Finance News & Insights

Why employees should be concerned about BYOD, too

Bring your own device (BYOD) policies have always brought some security issues for companies, but this CIO presents it in an entirely different angle.

While speaking at a recent federal IT conference, CIO and Director of the Coast Guard Cyber Command, Robert E. Day Jr., said BYOD is just not a feasible option for the agency at this point.

We know that workers may not have a good sense of how important confidential corporate data is, but Day did not point to security issues as the main concern with BYOD. For the Coast Guard, it’s a matter of reconciling work and personal data in case of an emergency situation. If a personal device is cleared of all sensitive data, it would include personal data as well.

“There’s the issues of what if I wipe your device and you lost all the pictures of little Susie and little Johnny and they weren’t backed up? We’re going to have to have some policies that go into place with this and figure that piece out,” Day said.

Choosing the right template

Obviously, your company may not have the same type of security concerns that a branch of the military may have, but your company’s data is just as important – especially on the Finance side. Therefore, security needs to be a main priority if your employees have a desire to bring their personal devices, or devices purchased especially for work, into the office.

Plus, the last thing you want to do is handle a tricky situation where an employee’s baby pictures get deleted before he or she had a chance to back them up!

Our sister site, ITManagerDaily.com, provides a robust BYOD template that can help get you started if BYOD is on your radar. Here are some great BYOD security tips:

  • Passwords must be up to snuff. Require every device to have lock on the phone that requires a pin, password or gesture.

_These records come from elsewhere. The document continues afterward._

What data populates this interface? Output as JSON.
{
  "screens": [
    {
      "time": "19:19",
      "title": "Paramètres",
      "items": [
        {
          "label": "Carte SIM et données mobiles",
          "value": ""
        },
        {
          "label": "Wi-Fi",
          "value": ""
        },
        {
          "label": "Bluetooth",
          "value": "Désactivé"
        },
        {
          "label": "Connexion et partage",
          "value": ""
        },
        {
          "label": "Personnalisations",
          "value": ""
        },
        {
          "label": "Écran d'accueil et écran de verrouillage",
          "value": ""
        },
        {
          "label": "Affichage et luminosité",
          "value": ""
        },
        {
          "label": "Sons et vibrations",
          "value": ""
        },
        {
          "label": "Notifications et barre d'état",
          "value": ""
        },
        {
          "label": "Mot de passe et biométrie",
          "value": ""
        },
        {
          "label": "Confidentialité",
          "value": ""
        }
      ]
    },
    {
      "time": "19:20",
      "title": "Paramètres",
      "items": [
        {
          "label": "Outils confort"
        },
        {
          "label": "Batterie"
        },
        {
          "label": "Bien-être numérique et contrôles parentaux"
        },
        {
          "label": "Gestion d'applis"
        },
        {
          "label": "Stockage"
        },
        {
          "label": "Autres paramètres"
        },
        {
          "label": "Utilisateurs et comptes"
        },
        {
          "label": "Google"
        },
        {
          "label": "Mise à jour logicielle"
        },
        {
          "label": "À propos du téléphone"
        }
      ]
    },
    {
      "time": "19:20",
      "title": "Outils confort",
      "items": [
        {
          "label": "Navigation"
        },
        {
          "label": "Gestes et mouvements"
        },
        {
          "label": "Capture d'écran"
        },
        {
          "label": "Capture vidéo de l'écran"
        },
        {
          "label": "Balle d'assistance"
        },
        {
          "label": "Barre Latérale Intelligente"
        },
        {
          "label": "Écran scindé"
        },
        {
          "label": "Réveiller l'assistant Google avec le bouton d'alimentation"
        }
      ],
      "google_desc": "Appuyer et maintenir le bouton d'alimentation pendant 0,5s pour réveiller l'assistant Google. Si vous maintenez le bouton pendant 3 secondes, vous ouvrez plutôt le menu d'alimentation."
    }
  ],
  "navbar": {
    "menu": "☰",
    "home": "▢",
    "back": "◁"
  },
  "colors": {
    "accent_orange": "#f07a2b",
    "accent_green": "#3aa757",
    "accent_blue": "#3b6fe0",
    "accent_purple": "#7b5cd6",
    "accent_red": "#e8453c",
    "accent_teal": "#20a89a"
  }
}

For all business apps that require a password, require that passwords are least six characters and a combination of upper- and lower-case letters, numbers and symbols. Require passwords change every 90 days.
  • No downloads that aren’t approved. Have IT prepare a list of acceptable apps that may be downloaded onto a mobile device. If you’d like to allow exceptions, consider letting employees submit a request to IT that details why they need the app for approval.
  • When the device can be wiped. Establish conditions that will lead to an employee’s device being erased: If the device is lost, if the employee terminates his or her employment or if IT detects a data or policy breach, a virus or similar threat to the security of the company’s data.